Second, those Guidelines specifically required the screening to be conducted respectively by three agencies: the Independent Corrupt Practices Commission (ICPC), the Economic and Financial Crimes Commission (EFCC), and the SSS. Mr. Akinboro could not be bothered to acknowledge that these were rules made by the CJN; nor did he notice that they also required the EFCC and the ICPC to do the same.
Third, Mr. Akinboro justified his intervention with an emotive appeal to the need not to compromise the rank of SAN and to preserve the “independence of the courts”. Perhaps he did not know that the rules on judicial appointments made by the National Judicial Council (NJC) also require that a recommendation for judicial appointment from the Judicial Service Commission shall be accompanied by a “report by the Department of State Security (sic) on the suitability of the candidate for appointment to a Judicial Office supported by verifiable facts on which the report is based.” The agency referred to here as “Department of State Security” is the same one that the SAN Guidelines call SSS. Mr. Akinboro sees nothing wrong with candidates for judicial appointments going through the same process, which he says intrudes into the independence of the SAN application process. Apparently, to him, what is bad for the rank of SAN is good for the judiciary.

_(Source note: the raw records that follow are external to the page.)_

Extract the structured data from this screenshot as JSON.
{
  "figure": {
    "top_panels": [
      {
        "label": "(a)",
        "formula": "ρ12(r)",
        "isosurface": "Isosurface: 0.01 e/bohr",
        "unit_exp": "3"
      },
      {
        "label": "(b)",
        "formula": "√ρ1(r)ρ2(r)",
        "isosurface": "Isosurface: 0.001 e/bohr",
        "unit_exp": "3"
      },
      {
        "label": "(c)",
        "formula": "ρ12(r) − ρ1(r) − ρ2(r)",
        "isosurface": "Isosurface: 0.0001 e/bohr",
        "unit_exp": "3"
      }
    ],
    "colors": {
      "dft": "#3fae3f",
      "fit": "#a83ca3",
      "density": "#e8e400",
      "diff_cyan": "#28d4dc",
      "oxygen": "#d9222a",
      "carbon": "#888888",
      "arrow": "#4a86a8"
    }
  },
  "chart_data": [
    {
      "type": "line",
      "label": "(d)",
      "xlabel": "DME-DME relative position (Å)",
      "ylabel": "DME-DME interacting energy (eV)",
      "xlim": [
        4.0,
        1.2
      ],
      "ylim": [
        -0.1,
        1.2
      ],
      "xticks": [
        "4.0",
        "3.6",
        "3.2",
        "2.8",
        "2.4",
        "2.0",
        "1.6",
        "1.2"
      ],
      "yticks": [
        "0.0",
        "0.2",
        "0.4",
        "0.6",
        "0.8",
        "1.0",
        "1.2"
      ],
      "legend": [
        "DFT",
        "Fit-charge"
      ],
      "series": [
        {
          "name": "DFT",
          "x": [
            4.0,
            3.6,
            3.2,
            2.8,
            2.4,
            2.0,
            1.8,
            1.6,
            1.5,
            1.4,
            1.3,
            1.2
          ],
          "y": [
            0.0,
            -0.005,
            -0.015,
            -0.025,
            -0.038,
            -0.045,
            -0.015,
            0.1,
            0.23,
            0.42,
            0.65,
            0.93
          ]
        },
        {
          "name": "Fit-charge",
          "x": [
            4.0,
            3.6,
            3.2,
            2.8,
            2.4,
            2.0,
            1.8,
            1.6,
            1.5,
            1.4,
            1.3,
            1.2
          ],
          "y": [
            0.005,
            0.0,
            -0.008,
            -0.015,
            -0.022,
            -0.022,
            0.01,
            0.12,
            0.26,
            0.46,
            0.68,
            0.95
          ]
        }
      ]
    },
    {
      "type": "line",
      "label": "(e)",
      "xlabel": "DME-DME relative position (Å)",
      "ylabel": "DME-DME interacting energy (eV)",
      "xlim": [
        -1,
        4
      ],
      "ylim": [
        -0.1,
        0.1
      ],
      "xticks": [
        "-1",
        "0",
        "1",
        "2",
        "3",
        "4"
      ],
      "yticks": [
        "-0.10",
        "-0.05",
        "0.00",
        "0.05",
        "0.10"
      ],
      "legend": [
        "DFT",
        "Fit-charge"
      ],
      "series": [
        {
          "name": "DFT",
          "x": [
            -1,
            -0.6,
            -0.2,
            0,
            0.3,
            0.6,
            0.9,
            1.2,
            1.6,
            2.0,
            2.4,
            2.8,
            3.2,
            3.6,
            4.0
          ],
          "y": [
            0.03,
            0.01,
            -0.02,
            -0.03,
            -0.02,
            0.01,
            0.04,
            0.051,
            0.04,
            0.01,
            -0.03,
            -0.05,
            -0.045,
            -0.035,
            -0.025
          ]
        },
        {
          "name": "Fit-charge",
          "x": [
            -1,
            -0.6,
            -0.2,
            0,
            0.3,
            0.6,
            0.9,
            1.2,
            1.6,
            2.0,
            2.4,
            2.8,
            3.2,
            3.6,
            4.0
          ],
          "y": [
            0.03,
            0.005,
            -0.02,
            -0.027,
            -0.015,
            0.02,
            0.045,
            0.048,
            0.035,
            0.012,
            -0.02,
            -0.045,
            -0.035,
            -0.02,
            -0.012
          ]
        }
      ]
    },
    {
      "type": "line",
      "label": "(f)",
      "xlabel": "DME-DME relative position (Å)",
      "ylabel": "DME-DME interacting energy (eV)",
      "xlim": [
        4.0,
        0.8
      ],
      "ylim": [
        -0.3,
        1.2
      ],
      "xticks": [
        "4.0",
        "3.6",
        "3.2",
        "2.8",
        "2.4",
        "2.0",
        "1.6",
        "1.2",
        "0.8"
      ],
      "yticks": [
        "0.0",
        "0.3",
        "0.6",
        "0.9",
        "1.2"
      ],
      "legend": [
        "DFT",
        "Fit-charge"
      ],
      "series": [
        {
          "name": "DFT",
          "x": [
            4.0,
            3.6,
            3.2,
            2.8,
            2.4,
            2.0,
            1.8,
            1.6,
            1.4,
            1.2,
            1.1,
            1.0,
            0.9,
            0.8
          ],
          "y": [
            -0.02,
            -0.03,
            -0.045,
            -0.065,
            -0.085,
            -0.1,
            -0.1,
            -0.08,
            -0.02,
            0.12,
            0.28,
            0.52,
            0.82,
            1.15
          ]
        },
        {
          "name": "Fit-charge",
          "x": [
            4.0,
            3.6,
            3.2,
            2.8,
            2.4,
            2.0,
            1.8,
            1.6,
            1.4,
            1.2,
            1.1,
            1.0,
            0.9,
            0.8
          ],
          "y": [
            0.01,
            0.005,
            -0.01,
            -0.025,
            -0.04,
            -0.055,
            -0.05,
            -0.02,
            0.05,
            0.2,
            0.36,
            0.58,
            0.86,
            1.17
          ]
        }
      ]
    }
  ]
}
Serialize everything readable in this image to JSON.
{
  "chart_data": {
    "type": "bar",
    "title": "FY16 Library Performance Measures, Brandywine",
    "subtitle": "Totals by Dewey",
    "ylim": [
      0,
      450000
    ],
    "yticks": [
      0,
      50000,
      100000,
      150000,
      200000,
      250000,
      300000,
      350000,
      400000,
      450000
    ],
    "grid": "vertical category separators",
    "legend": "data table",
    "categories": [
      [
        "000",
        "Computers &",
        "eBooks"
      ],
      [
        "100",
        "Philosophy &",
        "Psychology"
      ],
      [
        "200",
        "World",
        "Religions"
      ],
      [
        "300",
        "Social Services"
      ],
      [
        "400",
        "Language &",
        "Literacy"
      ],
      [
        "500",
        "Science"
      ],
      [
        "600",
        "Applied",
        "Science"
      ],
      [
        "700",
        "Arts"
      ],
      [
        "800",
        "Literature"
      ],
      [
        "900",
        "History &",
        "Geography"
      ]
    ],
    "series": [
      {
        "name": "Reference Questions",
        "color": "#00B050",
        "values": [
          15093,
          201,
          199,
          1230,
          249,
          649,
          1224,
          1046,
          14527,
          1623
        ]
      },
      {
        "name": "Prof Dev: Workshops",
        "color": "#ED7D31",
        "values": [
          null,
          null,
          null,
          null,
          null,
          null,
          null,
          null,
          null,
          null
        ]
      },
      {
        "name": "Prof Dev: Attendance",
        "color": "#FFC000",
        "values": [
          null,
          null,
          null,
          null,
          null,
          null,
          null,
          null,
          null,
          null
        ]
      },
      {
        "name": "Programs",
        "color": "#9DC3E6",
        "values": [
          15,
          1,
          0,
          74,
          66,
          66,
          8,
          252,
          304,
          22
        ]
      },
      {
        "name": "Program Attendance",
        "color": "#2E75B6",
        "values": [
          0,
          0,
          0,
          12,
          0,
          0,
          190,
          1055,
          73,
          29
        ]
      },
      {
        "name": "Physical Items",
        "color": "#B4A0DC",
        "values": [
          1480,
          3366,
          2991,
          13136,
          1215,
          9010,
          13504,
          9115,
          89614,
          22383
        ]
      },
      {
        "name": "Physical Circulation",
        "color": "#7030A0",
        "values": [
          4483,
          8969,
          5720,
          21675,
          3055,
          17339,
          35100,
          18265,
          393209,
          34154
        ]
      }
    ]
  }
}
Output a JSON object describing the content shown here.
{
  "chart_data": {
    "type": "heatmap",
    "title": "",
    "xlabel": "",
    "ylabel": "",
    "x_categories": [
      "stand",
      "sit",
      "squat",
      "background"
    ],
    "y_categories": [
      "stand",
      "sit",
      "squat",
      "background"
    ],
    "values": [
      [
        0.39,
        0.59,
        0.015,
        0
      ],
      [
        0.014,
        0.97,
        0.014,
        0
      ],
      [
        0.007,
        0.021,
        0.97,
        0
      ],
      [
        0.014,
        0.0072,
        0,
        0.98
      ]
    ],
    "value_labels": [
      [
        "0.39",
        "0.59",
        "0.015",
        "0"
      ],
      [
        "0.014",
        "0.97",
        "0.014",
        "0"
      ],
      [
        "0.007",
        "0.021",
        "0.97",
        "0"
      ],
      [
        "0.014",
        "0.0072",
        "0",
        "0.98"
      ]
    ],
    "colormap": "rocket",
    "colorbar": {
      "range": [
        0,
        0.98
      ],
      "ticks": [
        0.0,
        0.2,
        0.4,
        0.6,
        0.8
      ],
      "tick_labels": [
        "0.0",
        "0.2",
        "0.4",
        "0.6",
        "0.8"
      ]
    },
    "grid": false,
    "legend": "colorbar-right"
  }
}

These ebullitions from Mr. Akinboro and his ilk do not come from a place of principle. It is not about the independence of the legal profession, nor is it about a commitment to professional excellence. Instead, these kinds of views seek assurances of privilege for a few procured at the expense of the many and all under the convenient artifice of “independence” of the legal profession.
Interestingly, this occurs in the week that the NBA begins its annual general conference in Enugu, Eastern Nigeria, under an ironic theme: “Stand Out; Stand Tall.” A Bar and a legal profession that lack independence cannot stand out or stand tall. An independent legal profession would have challenged the Ariwoola Guidelines promptly in 2022 rather than wait three years to misrepresent their import for cheap politics. In any case, a CJN would not be the person making the rules for the quality mark of an independent Bar.
Independence of the legal profession is not a privilege handed out on a platter. It is fought for. Lack of independence is a congenital design flaw in the institutions of Nigeria’s legal profession. For the record, regimes of exceptionalism such as that advocated for by Mr. Akinboro, do not advance the cause of independence. That is not to say that independence is not a desirable goal. Rather, it is an acknowledgement that Nigeria’s legal profession is nowhere near that goal. Identifying the steps required to get there could usefully preoccupy the NBA when it meets in Enugu this week.